Наигрывая только здесь, по деревням, еще не забытый «Синий платочек», уходила из села гармошка. За пять километров отсюда, в деревне Соболевка, сегодня свадьба. Какой-то незнакомый Федору Илья Зыбунов начнет с завтрашнего дня семейную жизнь. На крылечках то ленивенько разгораются, то притухают огоньки цигарок. Две соседки, каждая от своей калитки, через дорогу, через головы редких прохожих судачат о какой-то Секлетее – и такая она и сякая, и нос широк, и лицо в веснушках: «Как только на нее, конопатую, мужики заглядываются, уму непостижимо…»

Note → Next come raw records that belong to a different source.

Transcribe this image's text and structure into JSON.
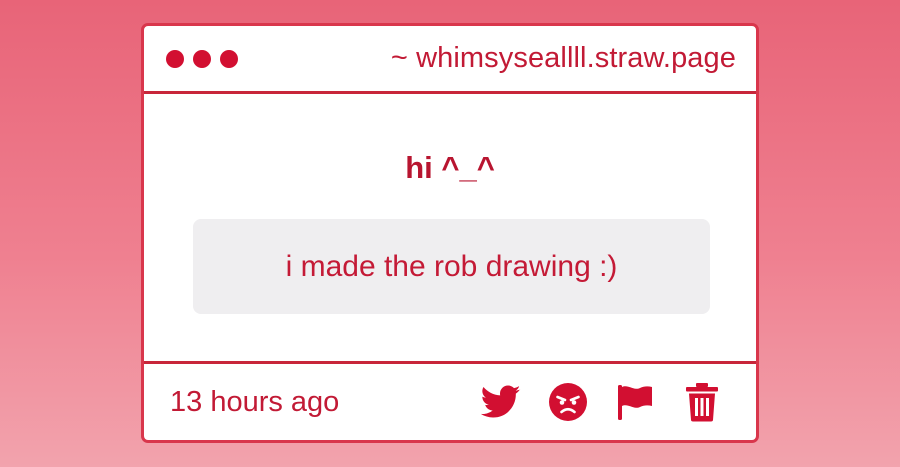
{
  "window": {
    "url": "~ whimsyseallll.straw.page",
    "dots": [
      "close-dot",
      "minimize-dot",
      "maximize-dot"
    ]
  },
  "post": {
    "question": "hi ^_^",
    "answer": "i made the rob drawing :)",
    "timestamp": "13 hours ago"
  },
  "actions": [
    {
      "name": "share-twitter",
      "icon": "twitter-icon"
    },
    {
      "name": "react-angry",
      "icon": "angry-face-icon"
    },
    {
      "name": "report",
      "icon": "flag-icon"
    },
    {
      "name": "delete",
      "icon": "trash-icon"
    }
  ],
  "colors": {
    "accent": "#d20f31",
    "border": "#d9364c",
    "answer_bg": "#efeef0",
    "background_top": "#e86478",
    "background_bottom": "#f2a3ad"
  }
}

Живет село неторопливо, спокойно готовится к ночи. Через час уснет с миром.
А средь других, грузно осевший в кустах малины, стоит дом. Угрюмо глядят на неуверенно приближающегося Федора его темные окна. Тяжело Федору переступить порог этого дома. И не переступил бы, прошел мимо, да нельзя. Так-то просто не отвернешься, не пройдешь мимо.

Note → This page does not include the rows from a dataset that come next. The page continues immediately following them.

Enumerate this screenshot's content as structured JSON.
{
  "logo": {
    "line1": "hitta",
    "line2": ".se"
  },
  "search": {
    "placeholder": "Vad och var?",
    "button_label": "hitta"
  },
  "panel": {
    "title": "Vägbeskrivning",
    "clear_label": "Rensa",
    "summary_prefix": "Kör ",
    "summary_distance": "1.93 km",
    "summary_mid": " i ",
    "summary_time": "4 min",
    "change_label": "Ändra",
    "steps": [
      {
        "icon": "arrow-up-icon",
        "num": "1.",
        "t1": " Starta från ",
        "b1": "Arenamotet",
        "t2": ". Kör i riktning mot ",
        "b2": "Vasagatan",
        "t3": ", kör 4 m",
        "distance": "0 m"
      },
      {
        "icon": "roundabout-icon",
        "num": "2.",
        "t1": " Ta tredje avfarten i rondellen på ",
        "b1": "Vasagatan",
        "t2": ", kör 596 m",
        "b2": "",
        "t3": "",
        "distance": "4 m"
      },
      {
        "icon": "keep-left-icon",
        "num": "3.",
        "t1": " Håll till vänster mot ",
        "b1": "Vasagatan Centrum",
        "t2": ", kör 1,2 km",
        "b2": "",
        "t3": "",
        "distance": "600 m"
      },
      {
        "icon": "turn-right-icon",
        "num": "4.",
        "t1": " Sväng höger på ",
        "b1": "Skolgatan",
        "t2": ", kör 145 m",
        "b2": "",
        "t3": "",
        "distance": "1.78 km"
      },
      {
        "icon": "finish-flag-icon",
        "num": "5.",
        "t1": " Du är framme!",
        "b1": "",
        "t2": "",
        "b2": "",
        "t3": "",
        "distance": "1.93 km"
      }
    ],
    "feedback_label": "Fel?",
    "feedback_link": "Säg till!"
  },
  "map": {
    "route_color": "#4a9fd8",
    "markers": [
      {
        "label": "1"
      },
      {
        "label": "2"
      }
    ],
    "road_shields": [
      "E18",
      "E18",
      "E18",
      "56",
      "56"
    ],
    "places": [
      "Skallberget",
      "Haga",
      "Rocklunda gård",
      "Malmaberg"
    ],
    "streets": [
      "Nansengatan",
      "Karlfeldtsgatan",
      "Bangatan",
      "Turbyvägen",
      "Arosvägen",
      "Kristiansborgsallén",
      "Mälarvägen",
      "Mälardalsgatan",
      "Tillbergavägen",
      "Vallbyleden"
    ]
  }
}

Федор осторожно толкнул дверь, она не открылась – заложена изнутри.
Что делать? Повернуть обратно? Постучать? И то и другое – одинаково трудно.
«Здесь пока живу, не в другом месте…» – Федор громко стукнул.
Долго не было ответа. Наконец раздался шорох.
– Кто тут? – Федор вздохнул свободней: не тесть, не теща, а Стеша, это хорошо.
– Я… Открой.
Молчание. Сперва морозный озноб пробежал под рубашкой, потом стало жарко до пота.
Но вот стукнул засов, дверь отошла, за ней послышались удаляющиеся шаги, резкие, сердитые.
Федор вошел, запер за собой дверь.
– Пришел, вражина? А зачем? Чего тебе тут?… Тебе весь свет милей, чем мы! Поворачивай обратно! Глаза терпеть не могут тебя, постылого! Связалась я!…
– Стеша!… Да обожди… Да брось ты… Пойми, выслушай…
Посреди комнаты, в белой рубахе, волосы растрепанные, неясное в темноте лицо, голос клокочет от злости, чем дальше, тем громче ее выкрики, срываются на визг. В тихом, уснувшем доме, где Федор приготовился говорить вполголоса, это не только неприятно, это страшно.
– Объяснить хочу…
– Какой ты мне муж! И чего я на тебя, дурака, позарилась!… Пришел! На-ко, мол, полюбуйся!…
– Стеша!
– Не приютили тебя дружки-то, сюда приперся!…
– Брось, Стешка!
– Ай, мамоньки! Что же это такое! Напаскудил, отца оплевал, теперь на меня… Несчастье мое!… В родном-то доме!…
– Брось плакать! Послушай!
Но Стеша не слушала; белая, высокая, сцепившая на груди руки, она визгливо, по-бабьи заливалась слезами.
– За что-о мне на-а-ка-азание та-акое!
Стукнула дверь, в полутьме на пороге показалась теща в накинутом поверх исподней рубахи старом ватнике, пахнущая щами.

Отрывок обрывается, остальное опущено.